I paid PHP4,200 (~$80) plus shipping, and somehow it didn’t feel as if I spent a cent on this, because as I said above, this is not an expenditure, it is an investment.

It looks sleek and professional, unlike the conventional dry boxes, and you need not have to “settle” in unlike in the dry boxes where it can take a day or two to dial and settle in the silica gels to the right %RH – this is done digitally and immediately with this one.

The near clear glass shows off your gear wonderfully in proper lighting or when the LED is lit inside, but again, I wish the LED strips were on either end for more even lighting.

The tray and tray mount would give me more peace of mind if they just made it metal; I wouldn’t mind paying a little more for that. Being a very tough plastic, it does hold my lenses well enough but not enough for me to feel confident when I slide the tray out; I still have one palm underneath the tray.

The foam, particularly for the lenses, I wished the contours/concavities were spaced out just a tad more for larger lenses to fit better; I don’t imagine this being a problem for lenses with 62mm threads or mirrorless camera lenses though.

But with all that said and done, would I recommend this?
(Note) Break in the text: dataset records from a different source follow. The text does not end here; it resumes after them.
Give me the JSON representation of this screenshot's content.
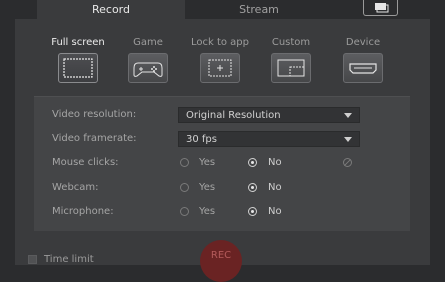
{
  "tabs": [
    {
      "label": "Record",
      "active": true
    },
    {
      "label": "Stream",
      "active": false
    }
  ],
  "header": {
    "screen_toggle_icon": "screen-toggle-icon"
  },
  "capture_modes": [
    {
      "label": "Full screen",
      "icon": "fullscreen-icon",
      "active": true
    },
    {
      "label": "Game",
      "icon": "gamepad-icon",
      "active": false
    },
    {
      "label": "Lock to app",
      "icon": "lock-to-app-icon",
      "active": false
    },
    {
      "label": "Custom",
      "icon": "custom-region-icon",
      "active": false
    },
    {
      "label": "Device",
      "icon": "hdmi-device-icon",
      "active": false
    }
  ],
  "settings": {
    "video_resolution": {
      "label": "Video resolution:",
      "value": "Original Resolution"
    },
    "video_framerate": {
      "label": "Video framerate:",
      "value": "30 fps"
    },
    "mouse_clicks": {
      "label": "Mouse clicks:",
      "options": [
        "Yes",
        "No"
      ],
      "selected": "No"
    },
    "webcam": {
      "label": "Webcam:",
      "options": [
        "Yes",
        "No"
      ],
      "selected": "No"
    },
    "microphone": {
      "label": "Microphone:",
      "options": [
        "Yes",
        "No"
      ],
      "selected": "No"
    }
  },
  "footer": {
    "time_limit_label": "Time limit",
    "rec_label": "REC"
  },
  "colors": {
    "background": "#2b2c2e",
    "panel": "#3a3b3d",
    "settings_panel": "#444547",
    "rec_button": "#6a2323"
  }
}
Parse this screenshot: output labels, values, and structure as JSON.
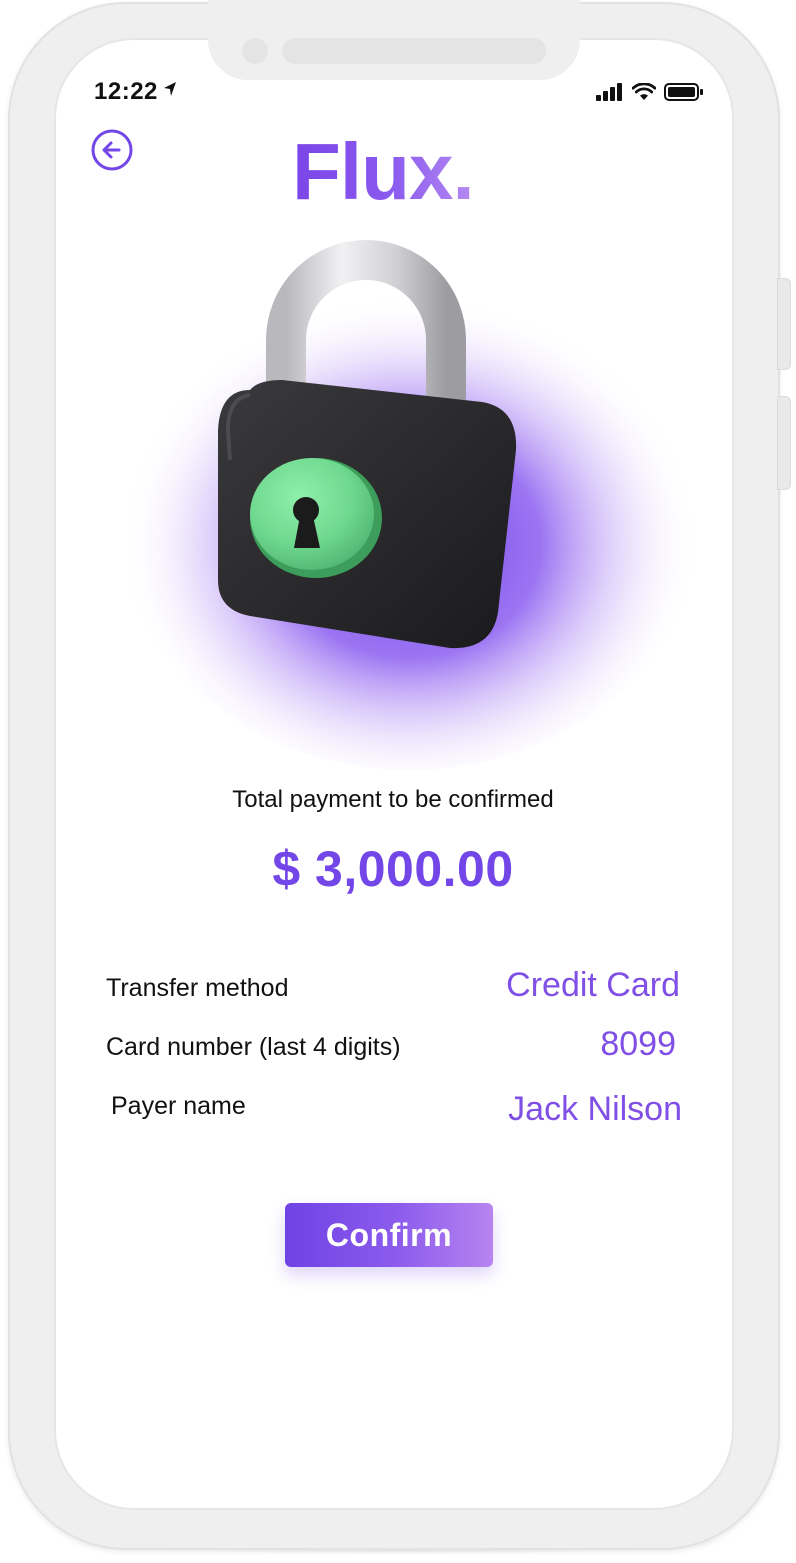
{
  "status_bar": {
    "time": "12:22",
    "location_icon": "location-arrow-icon",
    "signal_icon": "cellular-signal-icon",
    "wifi_icon": "wifi-icon",
    "battery_icon": "battery-icon"
  },
  "header": {
    "back_icon": "arrow-left-circle-icon",
    "brand": "Flux."
  },
  "illustration": {
    "icon": "padlock-icon"
  },
  "payment": {
    "total_label": "Total payment to be confirmed",
    "total_amount": "$ 3,000.00"
  },
  "details": [
    {
      "label": "Transfer  method",
      "value": "Credit Card"
    },
    {
      "label": "Card number (last 4 digits)",
      "value": "8099"
    },
    {
      "label": "Payer name",
      "value": "Jack Nilson"
    }
  ],
  "actions": {
    "confirm_label": "Confirm"
  },
  "colors": {
    "accent": "#7346E8",
    "accent_light": "#B784EF",
    "keyhole_green": "#6FD88F",
    "lock_body": "#2A2A2C"
  }
}
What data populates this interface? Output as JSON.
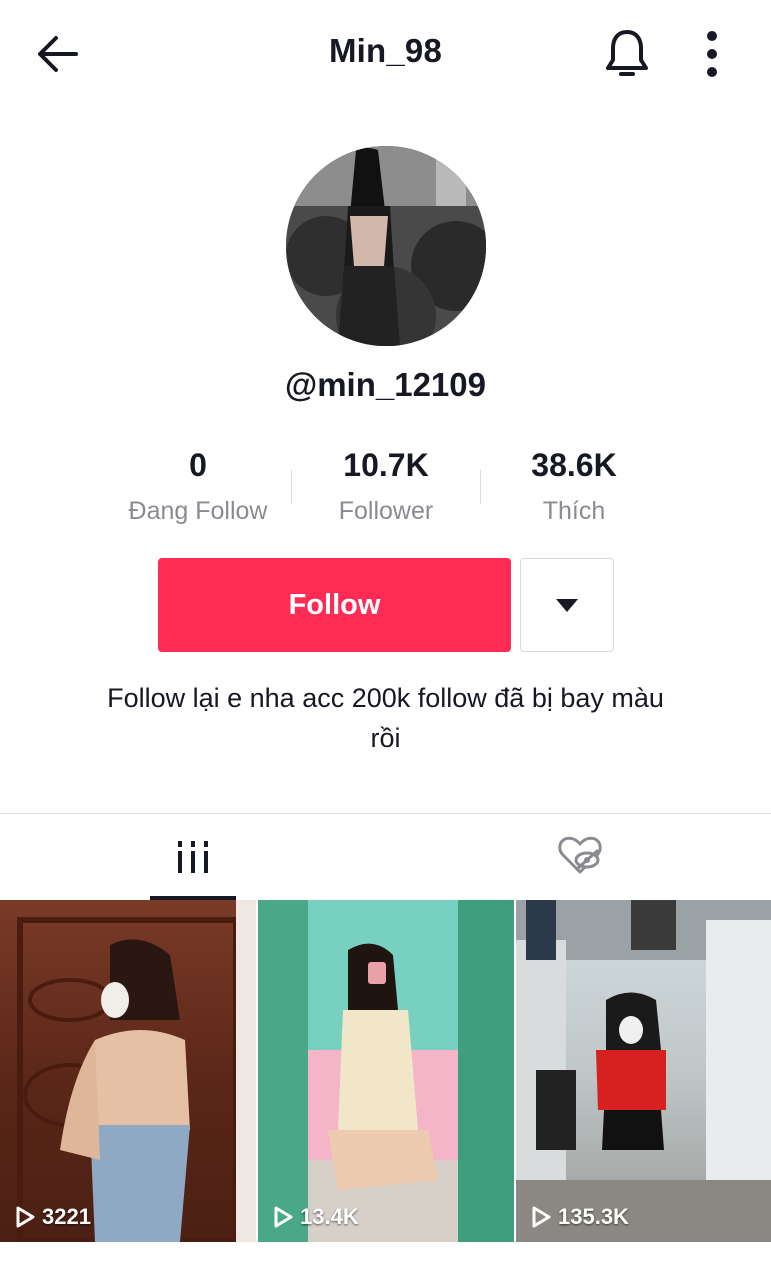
{
  "header": {
    "title": "Min_98"
  },
  "profile": {
    "handle": "@min_12109"
  },
  "stats": [
    {
      "value": "0",
      "label": "Đang Follow"
    },
    {
      "value": "10.7K",
      "label": "Follower"
    },
    {
      "value": "38.6K",
      "label": "Thích"
    }
  ],
  "actions": {
    "follow_label": "Follow"
  },
  "bio": "Follow lại e nha acc 200k follow đã bị bay màu rồi",
  "videos": [
    {
      "views": "3221"
    },
    {
      "views": "13.4K"
    },
    {
      "views": "135.3K"
    }
  ],
  "colors": {
    "accent": "#fe2c55",
    "text": "#161823",
    "muted": "#8a8b91"
  },
  "icons": [
    "back-arrow-icon",
    "bell-icon",
    "more-vertical-icon",
    "dropdown-triangle-icon",
    "videos-grid-icon",
    "liked-hidden-icon",
    "play-icon"
  ]
}
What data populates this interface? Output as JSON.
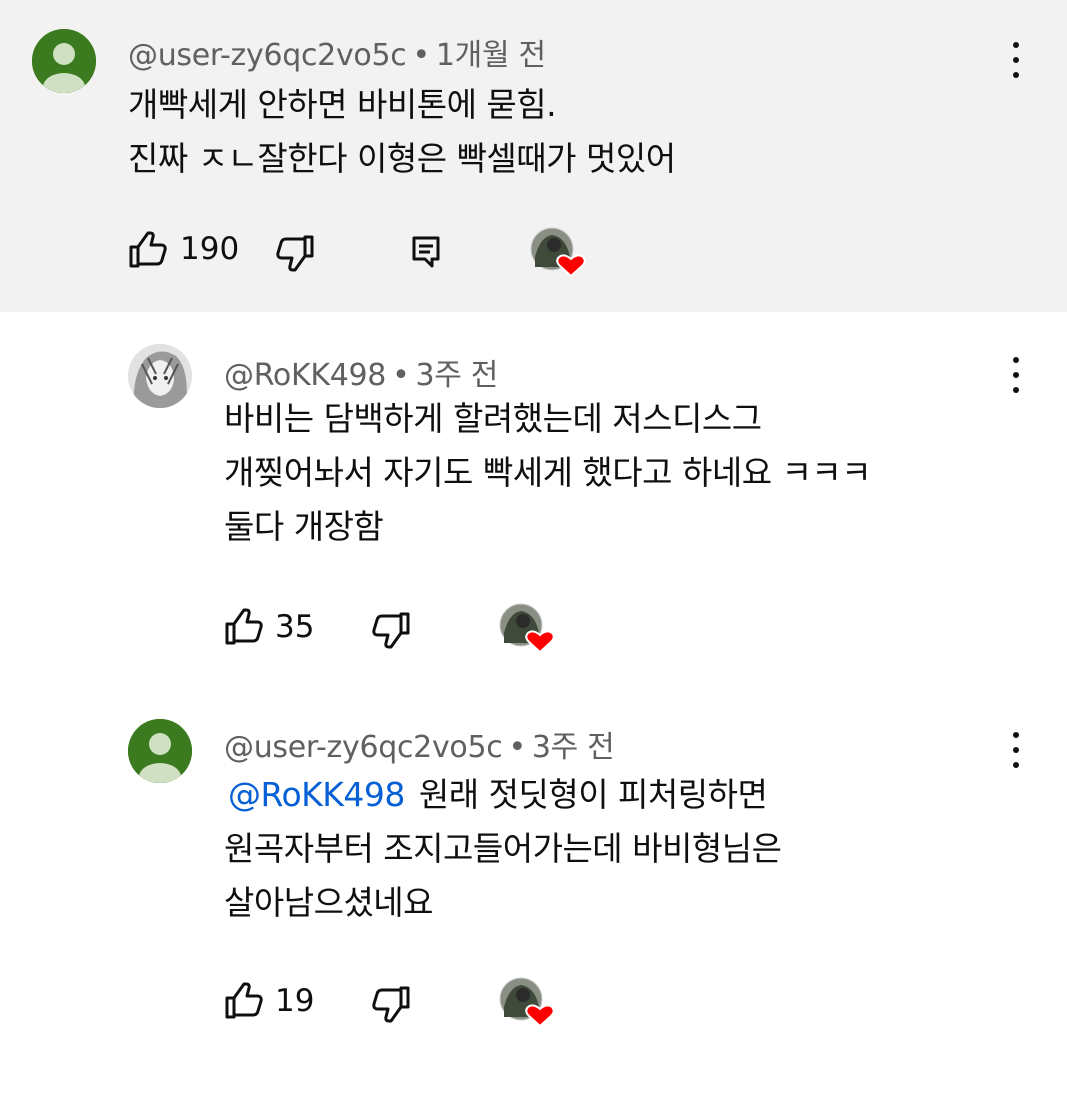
{
  "comments": [
    {
      "author": "@user-zy6qc2vo5c",
      "separator": "•",
      "time": "1개월 전",
      "lines": [
        "개빡세게 안하면 바비톤에 묻힘.",
        "진짜 ㅈㄴ잘한다 이형은 빡셀때가 멋있어"
      ],
      "likes": "190"
    },
    {
      "author": "@RoKK498",
      "separator": "•",
      "time": "3주 전",
      "lines": [
        "바비는 담백하게 할려했는데 저스디스그",
        "개찢어놔서 자기도 빡세게 했다고 하네요 ㅋㅋㅋ",
        "둘다 개장함"
      ],
      "likes": "35"
    },
    {
      "author": "@user-zy6qc2vo5c",
      "separator": "•",
      "time": "3주 전",
      "mention": "@RoKK498",
      "lines": [
        "원래 젓딧형이 피처링하면",
        "원곡자부터 조지고들어가는데 바비형님은",
        "살아남으셨네요"
      ],
      "likes": "19"
    }
  ],
  "colors": {
    "highlight_bg": "#f2f2f2",
    "meta_text": "#606060",
    "mention": "#065fd4",
    "avatar_green": "#3b7a1e",
    "heart": "#ff0000"
  },
  "icons": {
    "like": "thumb-up-icon",
    "dislike": "thumb-down-icon",
    "reply": "reply-icon",
    "more": "more-vert-icon",
    "creator_heart": "heart-icon"
  }
}
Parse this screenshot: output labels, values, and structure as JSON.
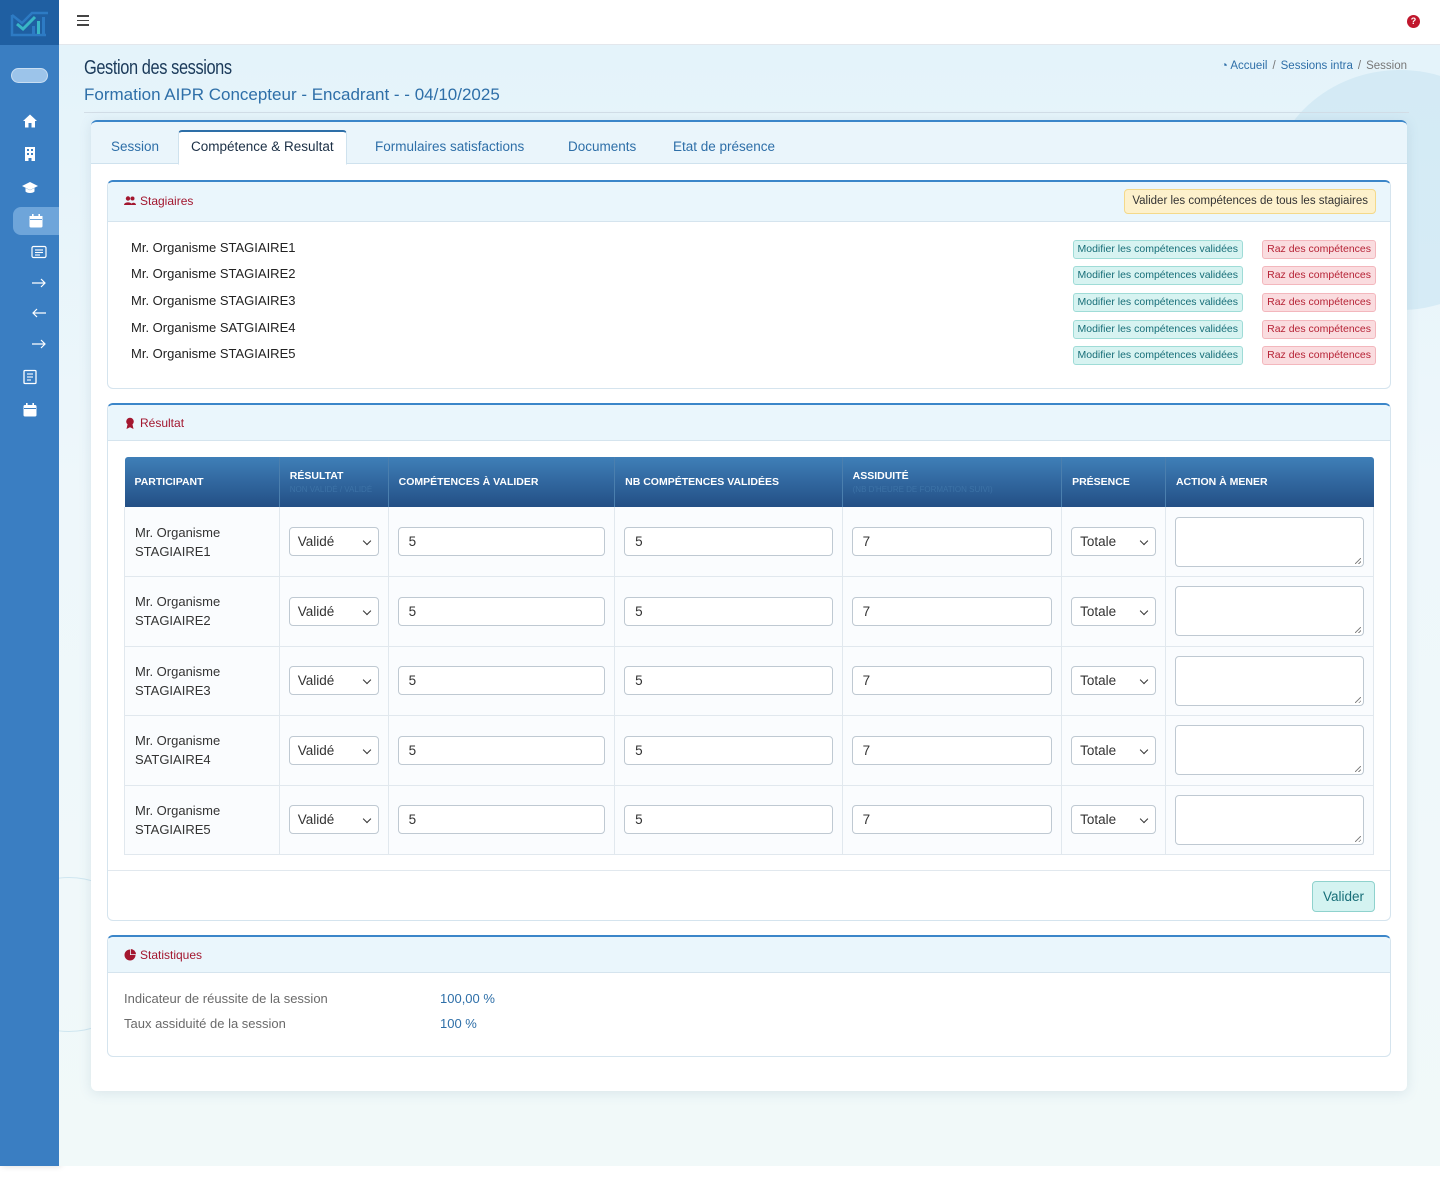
{
  "sidebar": {
    "items": [
      {
        "icon": "home-icon"
      },
      {
        "icon": "building-icon"
      },
      {
        "icon": "graduation-cap-icon"
      },
      {
        "icon": "calendar-icon",
        "active": true
      },
      {
        "icon": "list-card-icon"
      },
      {
        "icon": "arrow-right-icon"
      },
      {
        "icon": "arrow-left-icon"
      },
      {
        "icon": "arrow-right-icon"
      },
      {
        "icon": "document-icon"
      },
      {
        "icon": "calendar-icon"
      }
    ]
  },
  "header": {
    "title": "Gestion des sessions",
    "subtitle": "Formation AIPR Concepteur - Encadrant - - 04/10/2025",
    "breadcrumb": {
      "home": "Accueil",
      "parent": "Sessions intra",
      "current": "Session",
      "separator": "/"
    }
  },
  "tabs": [
    {
      "label": "Session"
    },
    {
      "label": "Compétence & Resultat",
      "active": true
    },
    {
      "label": "Formulaires satisfactions"
    },
    {
      "label": "Documents"
    },
    {
      "label": "Etat de présence"
    }
  ],
  "stagiaires": {
    "title": "Stagiaires",
    "validate_all_label": "Valider les compétences de tous les stagiaires",
    "modify_label": "Modifier les compétences validées",
    "raz_label": "Raz des compétences",
    "names": [
      "Mr. Organisme STAGIAIRE1",
      "Mr. Organisme STAGIAIRE2",
      "Mr. Organisme STAGIAIRE3",
      "Mr. Organisme SATGIAIRE4",
      "Mr. Organisme STAGIAIRE5"
    ]
  },
  "resultat": {
    "title": "Résultat",
    "columns": {
      "participant": "PARTICIPANT",
      "resultat": "RÉSULTAT",
      "resultat_sub": "NON VALIDÉ / VALIDÉ",
      "competences": "COMPÉTENCES À VALIDER",
      "nb_validees": "NB COMPÉTENCES VALIDÉES",
      "assiduite": "ASSIDUITÉ",
      "assiduite_sub": "(NB D'HEURE DE FORMATION SUIVI)",
      "presence": "PRÉSENCE",
      "action": "ACTION À MENER"
    },
    "rows": [
      {
        "name1": "Mr. Organisme",
        "name2": "STAGIAIRE1",
        "resultat": "Validé",
        "competences": "5",
        "nb_validees": "5",
        "assiduite": "7",
        "presence": "Totale",
        "action": ""
      },
      {
        "name1": "Mr. Organisme",
        "name2": "STAGIAIRE2",
        "resultat": "Validé",
        "competences": "5",
        "nb_validees": "5",
        "assiduite": "7",
        "presence": "Totale",
        "action": ""
      },
      {
        "name1": "Mr. Organisme",
        "name2": "STAGIAIRE3",
        "resultat": "Validé",
        "competences": "5",
        "nb_validees": "5",
        "assiduite": "7",
        "presence": "Totale",
        "action": ""
      },
      {
        "name1": "Mr. Organisme",
        "name2": "SATGIAIRE4",
        "resultat": "Validé",
        "competences": "5",
        "nb_validees": "5",
        "assiduite": "7",
        "presence": "Totale",
        "action": ""
      },
      {
        "name1": "Mr. Organisme",
        "name2": "STAGIAIRE5",
        "resultat": "Validé",
        "competences": "5",
        "nb_validees": "5",
        "assiduite": "7",
        "presence": "Totale",
        "action": ""
      }
    ],
    "submit_label": "Valider"
  },
  "statistiques": {
    "title": "Statistiques",
    "rows": [
      {
        "label": "Indicateur de réussite de la session",
        "value": "100,00 %"
      },
      {
        "label": "Taux assiduité de la session",
        "value": "100 %"
      }
    ]
  },
  "colors": {
    "sidebar": "#3a7ec2",
    "accent": "#2e6fa8",
    "panel_title": "#a3172f",
    "table_header": "#234f85"
  }
}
A BIG YES… I mean I already said it twice: this is not an expenditure, it is an investment.

This keeps most of the dust away from my gear, heck even insects; it inside a controlled environment to inhibit fungal growth, yet humid enough to to keep the lubrication of my lenses from evaporating; and it serves as a nice display case for my gear – I do just sit down and stare at it at times.

Of course, this is another one of those Chinese OEM products that have different brands slapping their name on it… So, find one similar to mine, and you will most likely get the same performance.

Well, that’s all! Time for me to stare at my gear inside the ANDBON AD-30S 30L Electronic Automatic Digital Control Dry Cabinet Storage again.